French Bulldog Color Chart and Breeding Combinations
Understanding French Bulldog color genetics lets you predict what puppies a pairing will produce — before you commit to the breeding. Here is a practical guide to the major color combinations and what to expect from each.
The Key Loci and Their Roles
| Locus | Controls | Key Alleles |
|---|---|---|
| E | Red vs. pigmented | E (pigment), e (cream/fawn) |
| K | Solid vs. patterned | KB (dominant black), ky (allows pattern) |
| A | Pattern type | at (tan points), ay (sable) |
| B | Black vs. chocolate | B (black), b (chocolate) |
| D | Full vs. dilute | D (full), d (dilute) |
| M | Merle | m (non-merle), M (merle) |
Common Color Combinations and Expected Outcomes
Standard Fawn
Genetics: e/e at E locus
Fawn Frenchies cannot produce tan points or solid black coloring regardless of other genes — the e/e locks them into cream/fawn expression.

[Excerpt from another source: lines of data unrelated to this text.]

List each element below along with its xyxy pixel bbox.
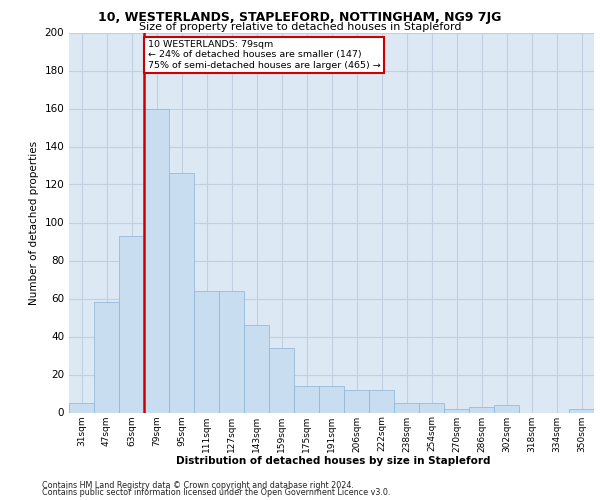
Bar — [194, 291, 219, 412]
Bar — [319, 386, 344, 412]
Bar — [569, 408, 594, 412]
Bar — [169, 173, 194, 412]
Text: Contains public sector information licensed under the Open Government Licence v3: Contains public sector information licen… — [42, 488, 391, 497]
Bar — [244, 325, 269, 412]
Text: 10, WESTERLANDS, STAPLEFORD, NOTTINGHAM, NG9 7JG: 10, WESTERLANDS, STAPLEFORD, NOTTINGHAM,… — [98, 11, 502, 24]
Bar — [394, 403, 419, 412]
Bar — [219, 291, 244, 412]
Text: Size of property relative to detached houses in Stapleford: Size of property relative to detached ho… — [139, 22, 461, 32]
Bar — [369, 390, 394, 412]
Bar — [144, 108, 169, 412]
Bar — [294, 386, 319, 412]
Bar — [419, 403, 444, 412]
Bar — [494, 405, 519, 412]
Bar — [69, 403, 94, 412]
Bar — [119, 236, 144, 412]
Bar — [269, 348, 294, 412]
Y-axis label: Number of detached properties: Number of detached properties — [29, 140, 39, 304]
Text: Contains HM Land Registry data © Crown copyright and database right 2024.: Contains HM Land Registry data © Crown c… — [42, 481, 354, 490]
Text: 10 WESTERLANDS: 79sqm
← 24% of detached houses are smaller (147)
75% of semi-det: 10 WESTERLANDS: 79sqm ← 24% of detached … — [148, 40, 380, 70]
Text: Distribution of detached houses by size in Stapleford: Distribution of detached houses by size … — [176, 456, 490, 466]
Bar — [94, 302, 119, 412]
Bar — [469, 407, 494, 412]
Bar — [344, 390, 369, 412]
Bar — [444, 408, 469, 412]
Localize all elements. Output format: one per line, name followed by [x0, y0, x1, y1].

However, they can still carry and pass blue, chocolate, or tan point genes.
Black
Genetics: KB/KB or KB/ky + not e/e
Solid black Frenchies can secretly carry blue (d), chocolate (b), or tan point (at) genes underneath the dominant black. Two black dogs can produce blue, chocolate, or tan point puppies if both carry the right hidden genes.
Blue
Genetics: d/d + black base (not ee, not bb)

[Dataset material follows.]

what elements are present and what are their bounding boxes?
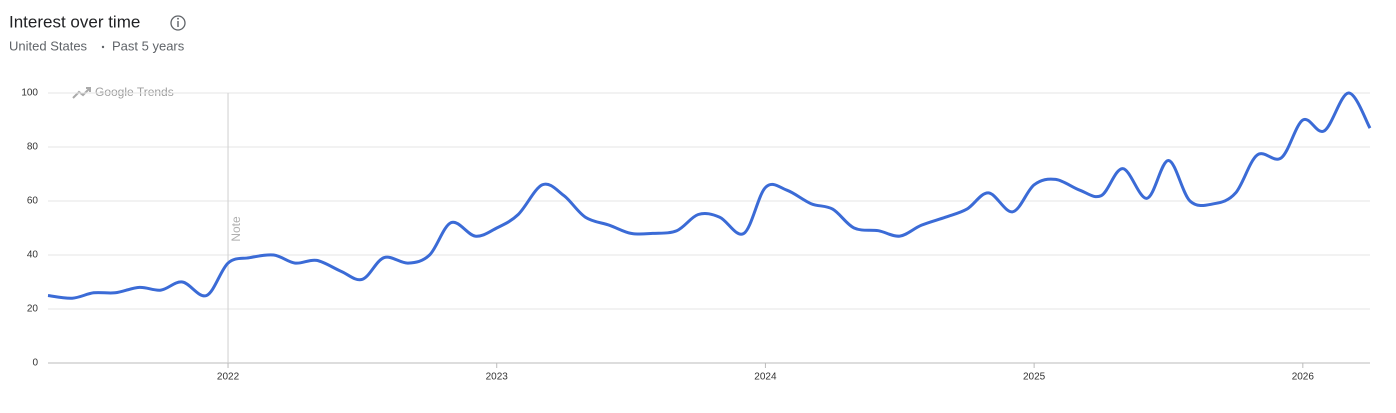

| Pairing | Blue Outcome |
|---|---|
| d/d × d/d | 100% dilute |
| D/d × d/d | 50% dilute |
| D/d × D/d | 25% dilute |
Chocolate
Genetics: b/b + not ee
| Pairing | Chocolate Outcome |
|---|---|
| b/b × b/b | 100% chocolate |
| B/b × b/b | 50% chocolate |
| B/b × B/b | 25% chocolate |
Lilac
Genetics: b/b + d/d
Lilac requires both chocolate and dilute in homozygous form. It is harder to produce than either alone, which is why it commands the highest prices.
| Pairing | Lilac Outcome |
|---|---|
| (b/b, d/d) × (b/b, d/d) | 100% lilac |
| (B/b, d/d) × (b/b, D/d) | ~25% lilac |
| (B/b, D/d) × (B/b, D/d) | ~6% lilac |
Tan Points (Phantom)
Genetics: ky/ky + at/at (or at/a) + not ee
Tan points can appear on any base color — creating black tan, blue tan, chocolate tan, or lilac tan. The base color is determined by B and D locus; the tan point pattern is determined by K and A locus.
Merle
Genetics: M/m (never M/M — do not breed two merles)

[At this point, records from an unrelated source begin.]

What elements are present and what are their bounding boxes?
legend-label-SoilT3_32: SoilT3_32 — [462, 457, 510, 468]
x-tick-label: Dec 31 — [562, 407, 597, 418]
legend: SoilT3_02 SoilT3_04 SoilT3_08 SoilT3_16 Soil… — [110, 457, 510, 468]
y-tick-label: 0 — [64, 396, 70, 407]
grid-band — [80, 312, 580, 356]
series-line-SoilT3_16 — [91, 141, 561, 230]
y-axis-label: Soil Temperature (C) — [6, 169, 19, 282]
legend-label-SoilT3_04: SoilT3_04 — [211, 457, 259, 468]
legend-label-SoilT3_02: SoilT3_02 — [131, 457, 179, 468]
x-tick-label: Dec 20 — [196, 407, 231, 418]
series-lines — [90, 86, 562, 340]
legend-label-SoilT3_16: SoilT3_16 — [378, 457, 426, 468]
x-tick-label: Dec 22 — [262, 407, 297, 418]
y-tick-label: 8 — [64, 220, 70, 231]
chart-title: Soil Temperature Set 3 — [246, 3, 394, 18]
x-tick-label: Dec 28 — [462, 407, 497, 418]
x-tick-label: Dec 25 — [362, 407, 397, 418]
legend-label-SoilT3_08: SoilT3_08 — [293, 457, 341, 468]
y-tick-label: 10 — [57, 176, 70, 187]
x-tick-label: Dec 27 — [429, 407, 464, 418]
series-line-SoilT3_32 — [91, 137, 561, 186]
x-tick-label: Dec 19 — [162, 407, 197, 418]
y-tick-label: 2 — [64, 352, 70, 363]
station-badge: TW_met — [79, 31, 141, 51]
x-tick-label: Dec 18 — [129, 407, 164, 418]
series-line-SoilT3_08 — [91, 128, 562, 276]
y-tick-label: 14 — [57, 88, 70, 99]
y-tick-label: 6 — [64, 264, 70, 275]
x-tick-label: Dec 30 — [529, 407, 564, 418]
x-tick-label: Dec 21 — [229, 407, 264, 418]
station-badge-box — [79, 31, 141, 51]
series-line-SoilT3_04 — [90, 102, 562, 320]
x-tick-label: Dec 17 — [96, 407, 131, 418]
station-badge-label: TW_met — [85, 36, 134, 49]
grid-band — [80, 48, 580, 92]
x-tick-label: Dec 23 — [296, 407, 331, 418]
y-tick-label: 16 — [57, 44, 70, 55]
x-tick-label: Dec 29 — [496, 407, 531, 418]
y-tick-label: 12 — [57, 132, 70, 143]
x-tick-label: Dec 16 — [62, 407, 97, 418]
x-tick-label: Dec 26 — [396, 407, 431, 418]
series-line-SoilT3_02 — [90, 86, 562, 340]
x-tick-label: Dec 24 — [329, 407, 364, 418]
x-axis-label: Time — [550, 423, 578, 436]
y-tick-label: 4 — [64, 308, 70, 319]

Merle can appear on any base color — blue merle, lilac merle, black merle, chocolate merle — depending on the dog's other genetic loci.
A Practical Example
Female: Blue tan (d/d, ky/ky, at/at, B/B or B/b) Stud: Lilac tan (b/b, d/d, ky/ky, at/at)
Expected outcomes:
- If female is B/B: all puppies blue tan (no lilac)
- If female is B/b: 50% blue tan, 50% lilac tan
This is why knowing both parents' full genetic profile is essential before committing to a pairing for specific color goals.
The Bottom Line
French Bulldog color genetics reward breeders who do their homework. Once you know both dogs' full profiles, predicting litter outcomes is straightforward. Without that information, you are guessing — and in a breed where litter value is so closely tied to color, that is an expensive gamble.